“I ain’t got my money’s worth out o’ that greenhorn yet,” declared the skipper. “He ain’t earned yet what I had to pay for his board bill in Buenos Ayres. Don’t you let him get away, Rudd.”

I knew that my cousin would come to no harm with Captain Rogers. The cruise might be the means of making some sort of a man of him, at least. So I put Paul and his affairs right out of my mind.

There was a steamer touching at Buenos Ayres due through the straits in a couple of days, and I prepared to board her. Once in the big Argentine seaport I would take passage on a Bayne Liner for Boston. I was eager for the homeward journey now, although I felt that I never should be tired of the salt water. But, as Lawyer Hounsditch advised, I put Duty ahead of Inclination.

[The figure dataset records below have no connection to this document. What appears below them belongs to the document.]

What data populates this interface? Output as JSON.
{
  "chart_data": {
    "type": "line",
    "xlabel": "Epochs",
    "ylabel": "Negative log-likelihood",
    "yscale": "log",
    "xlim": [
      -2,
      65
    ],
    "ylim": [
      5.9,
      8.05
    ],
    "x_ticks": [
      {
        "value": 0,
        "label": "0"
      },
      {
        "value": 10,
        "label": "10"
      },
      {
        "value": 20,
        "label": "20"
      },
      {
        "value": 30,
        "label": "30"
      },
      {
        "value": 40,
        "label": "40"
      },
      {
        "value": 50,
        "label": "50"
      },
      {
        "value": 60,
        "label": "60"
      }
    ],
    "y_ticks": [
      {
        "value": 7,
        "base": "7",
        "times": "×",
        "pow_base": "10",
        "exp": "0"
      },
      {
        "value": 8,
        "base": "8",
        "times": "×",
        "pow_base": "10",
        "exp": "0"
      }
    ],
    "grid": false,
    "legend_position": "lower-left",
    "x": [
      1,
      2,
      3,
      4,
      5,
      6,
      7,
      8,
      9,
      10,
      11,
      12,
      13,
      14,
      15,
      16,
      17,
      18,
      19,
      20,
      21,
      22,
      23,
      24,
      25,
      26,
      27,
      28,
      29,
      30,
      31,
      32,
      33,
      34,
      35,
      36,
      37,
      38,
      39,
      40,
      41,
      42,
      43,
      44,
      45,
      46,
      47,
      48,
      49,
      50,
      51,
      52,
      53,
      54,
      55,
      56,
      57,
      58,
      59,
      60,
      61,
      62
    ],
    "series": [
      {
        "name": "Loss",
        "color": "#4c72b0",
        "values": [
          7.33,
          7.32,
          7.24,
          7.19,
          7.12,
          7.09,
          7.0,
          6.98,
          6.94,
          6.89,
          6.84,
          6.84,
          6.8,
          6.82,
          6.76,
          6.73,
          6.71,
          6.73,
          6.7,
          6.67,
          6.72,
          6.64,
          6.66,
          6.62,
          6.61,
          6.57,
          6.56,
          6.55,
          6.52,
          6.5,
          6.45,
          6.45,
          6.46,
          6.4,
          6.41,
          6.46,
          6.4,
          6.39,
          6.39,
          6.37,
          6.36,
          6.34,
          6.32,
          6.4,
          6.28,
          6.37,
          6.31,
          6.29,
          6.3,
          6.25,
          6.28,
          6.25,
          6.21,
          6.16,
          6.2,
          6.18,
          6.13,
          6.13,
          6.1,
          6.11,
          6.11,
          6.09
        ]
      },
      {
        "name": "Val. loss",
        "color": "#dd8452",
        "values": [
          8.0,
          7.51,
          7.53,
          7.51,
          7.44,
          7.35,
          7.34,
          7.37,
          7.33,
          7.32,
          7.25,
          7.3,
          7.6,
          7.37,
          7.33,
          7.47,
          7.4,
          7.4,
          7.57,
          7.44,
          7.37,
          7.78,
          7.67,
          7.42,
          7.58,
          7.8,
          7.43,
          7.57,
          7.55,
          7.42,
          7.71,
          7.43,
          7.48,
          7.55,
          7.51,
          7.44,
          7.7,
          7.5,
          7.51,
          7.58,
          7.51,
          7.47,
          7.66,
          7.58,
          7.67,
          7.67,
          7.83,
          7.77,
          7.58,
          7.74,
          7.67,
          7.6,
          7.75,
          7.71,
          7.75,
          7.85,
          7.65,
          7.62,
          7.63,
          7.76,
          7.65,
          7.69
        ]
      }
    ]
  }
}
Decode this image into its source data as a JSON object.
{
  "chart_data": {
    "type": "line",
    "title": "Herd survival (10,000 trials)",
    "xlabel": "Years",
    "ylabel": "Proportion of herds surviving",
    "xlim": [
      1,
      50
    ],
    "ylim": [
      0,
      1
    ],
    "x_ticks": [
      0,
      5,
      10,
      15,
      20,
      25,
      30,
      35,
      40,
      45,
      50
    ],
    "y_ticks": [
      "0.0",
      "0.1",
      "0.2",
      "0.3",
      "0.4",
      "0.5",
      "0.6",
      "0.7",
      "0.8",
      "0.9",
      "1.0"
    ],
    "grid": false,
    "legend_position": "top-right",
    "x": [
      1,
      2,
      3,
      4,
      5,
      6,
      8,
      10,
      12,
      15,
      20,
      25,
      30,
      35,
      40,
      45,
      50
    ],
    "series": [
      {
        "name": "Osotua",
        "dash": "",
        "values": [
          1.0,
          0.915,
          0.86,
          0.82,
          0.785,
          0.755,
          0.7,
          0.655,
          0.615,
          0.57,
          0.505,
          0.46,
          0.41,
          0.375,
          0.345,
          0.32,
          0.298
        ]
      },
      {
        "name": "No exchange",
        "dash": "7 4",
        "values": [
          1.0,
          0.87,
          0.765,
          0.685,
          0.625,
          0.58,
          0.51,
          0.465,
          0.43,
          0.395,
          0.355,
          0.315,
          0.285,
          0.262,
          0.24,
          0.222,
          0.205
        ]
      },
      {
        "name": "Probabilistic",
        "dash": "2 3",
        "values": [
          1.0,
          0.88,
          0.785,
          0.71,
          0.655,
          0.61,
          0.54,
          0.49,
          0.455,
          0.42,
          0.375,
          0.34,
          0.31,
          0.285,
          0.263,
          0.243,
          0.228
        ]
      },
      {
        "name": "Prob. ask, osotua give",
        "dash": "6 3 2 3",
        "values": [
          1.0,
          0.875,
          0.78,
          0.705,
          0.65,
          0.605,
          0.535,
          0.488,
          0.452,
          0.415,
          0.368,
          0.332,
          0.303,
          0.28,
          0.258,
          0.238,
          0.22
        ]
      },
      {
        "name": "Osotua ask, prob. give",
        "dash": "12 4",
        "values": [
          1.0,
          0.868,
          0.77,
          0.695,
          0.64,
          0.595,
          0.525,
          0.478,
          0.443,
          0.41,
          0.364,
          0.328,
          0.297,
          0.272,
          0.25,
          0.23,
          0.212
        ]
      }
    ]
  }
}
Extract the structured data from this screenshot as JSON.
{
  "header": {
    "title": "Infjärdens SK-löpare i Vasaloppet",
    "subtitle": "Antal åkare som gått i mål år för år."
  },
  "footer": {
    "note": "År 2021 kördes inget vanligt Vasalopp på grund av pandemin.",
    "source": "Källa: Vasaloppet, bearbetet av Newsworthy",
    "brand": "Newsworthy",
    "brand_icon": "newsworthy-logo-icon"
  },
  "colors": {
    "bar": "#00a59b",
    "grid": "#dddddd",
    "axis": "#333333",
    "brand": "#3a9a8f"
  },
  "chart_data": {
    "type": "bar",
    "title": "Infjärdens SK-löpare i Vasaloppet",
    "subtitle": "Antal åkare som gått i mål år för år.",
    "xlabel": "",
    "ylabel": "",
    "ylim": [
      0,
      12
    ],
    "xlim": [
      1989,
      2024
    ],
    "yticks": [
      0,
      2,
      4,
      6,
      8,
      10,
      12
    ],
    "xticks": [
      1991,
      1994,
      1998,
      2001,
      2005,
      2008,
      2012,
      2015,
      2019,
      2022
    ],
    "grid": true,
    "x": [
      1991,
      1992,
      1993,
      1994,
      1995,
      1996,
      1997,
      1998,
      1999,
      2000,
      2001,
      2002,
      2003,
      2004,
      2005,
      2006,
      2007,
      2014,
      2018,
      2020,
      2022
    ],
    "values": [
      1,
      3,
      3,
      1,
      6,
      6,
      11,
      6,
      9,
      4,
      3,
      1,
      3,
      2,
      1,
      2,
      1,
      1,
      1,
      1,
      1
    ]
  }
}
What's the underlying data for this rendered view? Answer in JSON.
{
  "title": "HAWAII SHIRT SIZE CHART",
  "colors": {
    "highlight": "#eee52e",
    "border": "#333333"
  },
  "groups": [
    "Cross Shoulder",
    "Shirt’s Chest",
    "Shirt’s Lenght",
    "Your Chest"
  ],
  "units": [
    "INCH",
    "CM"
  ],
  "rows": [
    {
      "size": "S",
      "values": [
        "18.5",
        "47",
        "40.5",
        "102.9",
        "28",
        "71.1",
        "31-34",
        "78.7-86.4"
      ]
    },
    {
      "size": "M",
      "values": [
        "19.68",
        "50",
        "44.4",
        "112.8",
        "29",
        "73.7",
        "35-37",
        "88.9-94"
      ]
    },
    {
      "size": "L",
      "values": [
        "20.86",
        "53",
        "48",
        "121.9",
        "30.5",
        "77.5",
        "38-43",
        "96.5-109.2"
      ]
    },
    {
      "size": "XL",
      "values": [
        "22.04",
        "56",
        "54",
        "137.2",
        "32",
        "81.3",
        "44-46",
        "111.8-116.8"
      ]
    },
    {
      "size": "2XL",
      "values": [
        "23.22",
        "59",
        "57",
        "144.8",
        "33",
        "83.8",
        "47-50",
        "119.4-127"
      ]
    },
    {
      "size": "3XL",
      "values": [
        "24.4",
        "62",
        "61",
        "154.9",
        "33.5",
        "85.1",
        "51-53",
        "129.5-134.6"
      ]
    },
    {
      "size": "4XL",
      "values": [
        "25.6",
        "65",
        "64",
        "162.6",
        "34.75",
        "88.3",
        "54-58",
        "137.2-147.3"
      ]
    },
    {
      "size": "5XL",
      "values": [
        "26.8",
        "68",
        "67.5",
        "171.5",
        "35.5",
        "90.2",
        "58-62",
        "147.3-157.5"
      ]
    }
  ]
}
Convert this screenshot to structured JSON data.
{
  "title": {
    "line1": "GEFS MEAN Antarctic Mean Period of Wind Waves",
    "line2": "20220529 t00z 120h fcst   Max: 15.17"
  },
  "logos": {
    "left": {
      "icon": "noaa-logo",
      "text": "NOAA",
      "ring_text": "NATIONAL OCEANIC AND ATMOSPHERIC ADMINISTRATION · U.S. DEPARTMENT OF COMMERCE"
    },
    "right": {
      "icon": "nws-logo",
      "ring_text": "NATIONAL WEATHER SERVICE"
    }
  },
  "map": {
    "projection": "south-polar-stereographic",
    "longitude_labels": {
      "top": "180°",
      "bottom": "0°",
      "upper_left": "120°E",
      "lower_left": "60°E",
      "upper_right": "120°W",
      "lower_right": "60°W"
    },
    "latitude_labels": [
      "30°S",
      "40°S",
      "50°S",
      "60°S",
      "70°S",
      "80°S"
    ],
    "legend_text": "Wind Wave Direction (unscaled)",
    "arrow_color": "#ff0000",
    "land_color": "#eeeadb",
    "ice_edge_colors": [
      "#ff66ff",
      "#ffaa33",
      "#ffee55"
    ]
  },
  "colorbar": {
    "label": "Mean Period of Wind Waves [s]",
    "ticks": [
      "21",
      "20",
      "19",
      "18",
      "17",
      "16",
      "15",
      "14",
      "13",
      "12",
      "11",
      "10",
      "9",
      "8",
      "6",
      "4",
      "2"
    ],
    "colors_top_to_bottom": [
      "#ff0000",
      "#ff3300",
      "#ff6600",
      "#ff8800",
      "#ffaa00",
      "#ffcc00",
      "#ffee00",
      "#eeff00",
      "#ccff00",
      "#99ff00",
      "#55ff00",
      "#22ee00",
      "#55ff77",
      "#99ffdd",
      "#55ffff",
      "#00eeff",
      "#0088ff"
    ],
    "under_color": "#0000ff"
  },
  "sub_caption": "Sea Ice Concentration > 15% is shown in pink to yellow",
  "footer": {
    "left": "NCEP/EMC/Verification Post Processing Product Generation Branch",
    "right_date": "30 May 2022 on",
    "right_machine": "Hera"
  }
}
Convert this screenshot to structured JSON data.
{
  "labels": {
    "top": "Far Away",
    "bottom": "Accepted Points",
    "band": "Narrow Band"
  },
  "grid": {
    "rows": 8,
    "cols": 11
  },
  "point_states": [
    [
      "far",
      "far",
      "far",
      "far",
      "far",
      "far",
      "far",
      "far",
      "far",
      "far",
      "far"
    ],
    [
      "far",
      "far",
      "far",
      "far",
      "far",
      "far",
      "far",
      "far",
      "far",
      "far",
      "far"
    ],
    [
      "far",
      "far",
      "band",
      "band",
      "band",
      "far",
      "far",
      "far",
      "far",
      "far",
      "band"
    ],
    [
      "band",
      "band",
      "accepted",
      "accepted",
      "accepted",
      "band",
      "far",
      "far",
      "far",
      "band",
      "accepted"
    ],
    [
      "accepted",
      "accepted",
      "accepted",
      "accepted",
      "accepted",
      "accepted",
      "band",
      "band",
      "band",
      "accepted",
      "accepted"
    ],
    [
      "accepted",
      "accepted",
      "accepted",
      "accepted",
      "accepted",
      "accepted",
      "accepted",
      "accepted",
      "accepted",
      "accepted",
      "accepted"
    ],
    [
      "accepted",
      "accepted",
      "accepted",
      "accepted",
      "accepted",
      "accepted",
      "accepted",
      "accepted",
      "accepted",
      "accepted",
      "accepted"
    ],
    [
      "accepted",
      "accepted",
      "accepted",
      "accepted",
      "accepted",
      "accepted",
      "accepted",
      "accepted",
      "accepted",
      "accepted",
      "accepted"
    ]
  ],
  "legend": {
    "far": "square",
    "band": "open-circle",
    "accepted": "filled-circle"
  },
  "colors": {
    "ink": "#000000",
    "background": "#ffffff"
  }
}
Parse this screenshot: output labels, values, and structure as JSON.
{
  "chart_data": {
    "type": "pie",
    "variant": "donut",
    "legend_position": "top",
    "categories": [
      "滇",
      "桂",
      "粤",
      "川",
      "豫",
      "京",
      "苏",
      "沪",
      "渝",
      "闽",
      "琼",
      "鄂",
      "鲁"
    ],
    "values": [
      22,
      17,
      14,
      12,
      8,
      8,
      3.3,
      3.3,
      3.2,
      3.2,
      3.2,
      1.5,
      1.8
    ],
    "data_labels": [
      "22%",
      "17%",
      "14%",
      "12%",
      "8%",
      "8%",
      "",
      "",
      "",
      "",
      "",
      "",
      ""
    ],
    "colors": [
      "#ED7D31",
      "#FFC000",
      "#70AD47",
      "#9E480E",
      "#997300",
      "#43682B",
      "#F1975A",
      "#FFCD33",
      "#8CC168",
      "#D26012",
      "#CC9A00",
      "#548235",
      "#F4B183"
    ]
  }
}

I bade my friends aboard the Scarboro good-bye and went ashore, spending the night before I was to sail for the north in a decent house near the landing. I knew my mother would be glad to see me and I had no fear but that, once beside her, I should find means of keeping Mr. Chester Downes at a distance. I had no reason to doubt the future, or what it might hold in store for me. That it did not prove wholly uneventful the reader may discover for himself in the second volume of this series, entitled: “The Frozen Ship; or, Clint Webb Among the Sealers.”

I was not thinking of either romance or adventure, however, when I began my homeward voyage. I expected it to be quite uneventful, and was only anxious to walk into Darringford House, surprise my little mother, and take her once again in my arms!